Statistical analysis was performed using SPSS software version 28.0.1 (IBM, Armonk, NY, USA), GraphPad Prism 9.5.0 (GraphPad Software, San Diego, CA, USA) and G*Power software version 3.1.9.6 (Heinrich-Heine-University Düsseldorf, Düsseldorf, NRW, Germany). The results are presented as absolute values or as means ± standard deviations. To evaluate normal distribution, the Shapiro–Wilk test was performed. All categorical variables were compared using the Fisher's exact test. For differences between two subgroups, the unpaired two-tailed students t-test was used for normally distributed data and the Mann–Whitney-U test was performed for non-normally distributed data. Correlation analyses were performed to evaluate the relationships between vascular calcification variables (density and volume) and HR-pQCT bone microstructure and density parameters. For non-normally distributed data Spearmen correlation was used. Additionally, due to interactions among many parameters, a multiple linear regression model (enter method) was used to evaluate the independent predictive value of the various variables on plaque density (mg HA/cm3) and plaque volume (# voxels) in lower limb vascular calcifications.

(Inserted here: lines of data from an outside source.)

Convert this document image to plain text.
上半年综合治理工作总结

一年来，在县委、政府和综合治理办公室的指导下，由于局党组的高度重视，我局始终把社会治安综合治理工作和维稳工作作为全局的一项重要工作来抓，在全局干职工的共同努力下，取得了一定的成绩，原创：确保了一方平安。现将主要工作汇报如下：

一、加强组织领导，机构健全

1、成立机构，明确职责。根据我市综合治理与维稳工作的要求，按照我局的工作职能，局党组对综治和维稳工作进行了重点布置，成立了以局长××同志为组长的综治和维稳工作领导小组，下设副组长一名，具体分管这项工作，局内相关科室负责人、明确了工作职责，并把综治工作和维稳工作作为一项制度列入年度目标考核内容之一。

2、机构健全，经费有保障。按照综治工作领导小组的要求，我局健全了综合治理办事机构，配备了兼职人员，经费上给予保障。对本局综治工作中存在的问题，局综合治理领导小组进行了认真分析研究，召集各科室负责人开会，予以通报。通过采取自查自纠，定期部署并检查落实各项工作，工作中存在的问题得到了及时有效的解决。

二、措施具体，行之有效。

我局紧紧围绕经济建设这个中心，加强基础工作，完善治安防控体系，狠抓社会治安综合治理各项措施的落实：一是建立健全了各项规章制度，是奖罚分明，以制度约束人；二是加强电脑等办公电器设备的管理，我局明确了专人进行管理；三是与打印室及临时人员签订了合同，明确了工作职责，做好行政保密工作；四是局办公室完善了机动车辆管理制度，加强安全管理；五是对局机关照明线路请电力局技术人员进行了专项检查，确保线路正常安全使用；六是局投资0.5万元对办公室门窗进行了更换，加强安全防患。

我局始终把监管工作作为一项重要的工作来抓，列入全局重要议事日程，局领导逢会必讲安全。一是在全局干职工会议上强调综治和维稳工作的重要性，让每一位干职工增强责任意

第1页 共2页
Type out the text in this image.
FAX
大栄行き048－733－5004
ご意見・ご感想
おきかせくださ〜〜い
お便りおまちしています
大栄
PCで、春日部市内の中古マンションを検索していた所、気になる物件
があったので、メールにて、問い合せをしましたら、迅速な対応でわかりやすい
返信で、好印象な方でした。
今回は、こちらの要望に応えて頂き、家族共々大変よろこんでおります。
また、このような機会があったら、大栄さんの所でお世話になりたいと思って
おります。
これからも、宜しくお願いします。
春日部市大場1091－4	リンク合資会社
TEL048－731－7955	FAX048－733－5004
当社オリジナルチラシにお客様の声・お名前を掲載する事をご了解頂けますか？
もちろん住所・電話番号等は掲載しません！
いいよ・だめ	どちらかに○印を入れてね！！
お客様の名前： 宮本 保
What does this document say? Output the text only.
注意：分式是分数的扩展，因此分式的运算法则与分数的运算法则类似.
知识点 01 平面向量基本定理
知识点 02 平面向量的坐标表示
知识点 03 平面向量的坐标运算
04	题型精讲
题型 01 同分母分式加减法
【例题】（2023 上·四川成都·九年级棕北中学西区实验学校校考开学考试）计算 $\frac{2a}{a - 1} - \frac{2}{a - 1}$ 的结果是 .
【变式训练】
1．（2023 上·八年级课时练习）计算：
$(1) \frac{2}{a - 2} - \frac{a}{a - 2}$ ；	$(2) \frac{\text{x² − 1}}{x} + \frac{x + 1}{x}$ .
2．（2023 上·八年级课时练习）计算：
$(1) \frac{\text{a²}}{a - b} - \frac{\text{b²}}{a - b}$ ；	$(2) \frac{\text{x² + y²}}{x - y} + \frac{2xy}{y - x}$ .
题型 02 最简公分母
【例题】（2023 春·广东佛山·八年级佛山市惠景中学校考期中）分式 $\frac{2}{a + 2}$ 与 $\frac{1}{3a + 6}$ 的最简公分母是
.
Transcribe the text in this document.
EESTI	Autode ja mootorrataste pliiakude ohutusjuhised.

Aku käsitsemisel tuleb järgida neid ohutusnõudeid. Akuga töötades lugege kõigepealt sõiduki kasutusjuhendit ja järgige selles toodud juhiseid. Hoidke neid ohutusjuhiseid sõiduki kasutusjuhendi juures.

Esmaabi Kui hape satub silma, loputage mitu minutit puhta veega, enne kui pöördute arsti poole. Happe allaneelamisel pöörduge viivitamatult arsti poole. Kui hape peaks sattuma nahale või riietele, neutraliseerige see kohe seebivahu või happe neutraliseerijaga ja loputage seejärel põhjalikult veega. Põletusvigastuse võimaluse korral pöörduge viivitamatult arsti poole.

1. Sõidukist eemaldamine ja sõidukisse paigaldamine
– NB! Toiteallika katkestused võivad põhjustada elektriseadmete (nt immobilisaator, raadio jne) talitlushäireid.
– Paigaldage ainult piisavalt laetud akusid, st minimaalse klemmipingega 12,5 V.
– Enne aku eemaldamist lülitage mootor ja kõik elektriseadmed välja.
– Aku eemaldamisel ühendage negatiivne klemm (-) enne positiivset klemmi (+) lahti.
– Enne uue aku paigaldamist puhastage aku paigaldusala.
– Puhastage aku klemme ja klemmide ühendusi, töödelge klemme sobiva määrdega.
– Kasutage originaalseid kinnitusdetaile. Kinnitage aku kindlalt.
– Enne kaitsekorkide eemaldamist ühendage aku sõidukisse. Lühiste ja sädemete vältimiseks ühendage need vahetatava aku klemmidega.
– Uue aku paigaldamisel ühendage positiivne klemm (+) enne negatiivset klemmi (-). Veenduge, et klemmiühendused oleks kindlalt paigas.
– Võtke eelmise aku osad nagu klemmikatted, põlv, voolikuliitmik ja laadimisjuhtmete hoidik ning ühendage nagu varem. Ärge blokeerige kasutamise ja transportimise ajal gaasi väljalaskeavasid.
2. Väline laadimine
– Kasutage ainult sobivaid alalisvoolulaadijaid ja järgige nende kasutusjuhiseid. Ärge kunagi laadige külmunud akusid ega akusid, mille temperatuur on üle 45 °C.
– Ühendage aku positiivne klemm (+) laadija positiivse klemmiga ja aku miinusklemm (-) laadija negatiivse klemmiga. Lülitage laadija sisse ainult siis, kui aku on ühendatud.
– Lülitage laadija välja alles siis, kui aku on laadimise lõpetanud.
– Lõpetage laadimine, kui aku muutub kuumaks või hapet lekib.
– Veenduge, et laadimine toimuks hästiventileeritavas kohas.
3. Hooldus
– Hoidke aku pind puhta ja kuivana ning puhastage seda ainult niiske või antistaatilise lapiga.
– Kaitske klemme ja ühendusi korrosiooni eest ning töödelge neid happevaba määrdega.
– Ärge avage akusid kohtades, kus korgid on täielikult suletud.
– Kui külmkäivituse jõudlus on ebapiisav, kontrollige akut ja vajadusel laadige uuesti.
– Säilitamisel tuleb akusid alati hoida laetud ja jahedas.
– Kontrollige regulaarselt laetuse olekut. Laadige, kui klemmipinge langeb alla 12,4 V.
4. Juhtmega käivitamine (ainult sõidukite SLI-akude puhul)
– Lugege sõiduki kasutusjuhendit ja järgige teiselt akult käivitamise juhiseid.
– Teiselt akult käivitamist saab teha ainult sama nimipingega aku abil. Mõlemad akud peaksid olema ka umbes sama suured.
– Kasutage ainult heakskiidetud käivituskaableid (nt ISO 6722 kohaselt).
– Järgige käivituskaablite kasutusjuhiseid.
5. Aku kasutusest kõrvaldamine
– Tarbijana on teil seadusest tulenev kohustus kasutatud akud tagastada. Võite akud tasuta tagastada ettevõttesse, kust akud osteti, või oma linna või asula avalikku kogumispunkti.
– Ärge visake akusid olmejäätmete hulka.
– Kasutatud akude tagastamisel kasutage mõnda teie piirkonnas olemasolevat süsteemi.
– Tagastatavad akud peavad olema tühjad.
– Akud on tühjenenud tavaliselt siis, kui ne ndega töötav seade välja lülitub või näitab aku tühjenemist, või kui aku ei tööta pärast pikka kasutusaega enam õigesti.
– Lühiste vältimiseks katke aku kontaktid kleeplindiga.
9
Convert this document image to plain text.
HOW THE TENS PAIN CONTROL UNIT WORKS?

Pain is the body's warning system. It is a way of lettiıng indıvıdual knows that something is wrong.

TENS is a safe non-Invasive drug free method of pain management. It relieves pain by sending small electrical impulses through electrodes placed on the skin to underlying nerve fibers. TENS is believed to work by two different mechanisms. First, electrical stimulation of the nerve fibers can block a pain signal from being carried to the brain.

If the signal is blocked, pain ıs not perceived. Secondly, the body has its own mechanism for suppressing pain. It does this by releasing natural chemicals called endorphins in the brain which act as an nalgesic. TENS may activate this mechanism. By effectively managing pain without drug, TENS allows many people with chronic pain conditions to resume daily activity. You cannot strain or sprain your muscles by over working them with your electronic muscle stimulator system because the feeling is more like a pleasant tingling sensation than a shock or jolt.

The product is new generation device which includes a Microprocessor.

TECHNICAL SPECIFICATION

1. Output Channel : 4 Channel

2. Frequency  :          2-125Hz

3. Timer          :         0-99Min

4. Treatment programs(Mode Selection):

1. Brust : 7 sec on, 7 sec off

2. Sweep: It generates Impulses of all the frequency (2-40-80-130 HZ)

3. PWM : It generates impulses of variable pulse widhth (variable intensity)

Parameters that showed relevance in previous analyses, such as correlation analysis and (sub-)group comparison were included. In addition to the characteristics of the overall model (R2, adjusted R2, F, and p-value), individual regression coefficients (B, ß, and p-value) were calculated. Variance inflation factors (VIF) were calculated to check for multicollinearities, with no multilinearity indicated if the VIF values were between 1 and 5. We decided to perform propensity score matching in mitigating confounding effects and improving the reliability of our tests [24]. We thereby minimized other influencing factors such as age and BMI between the different groups, enhancing the overall power. However, due to the matching, sample set size and thus calculated power were reduced.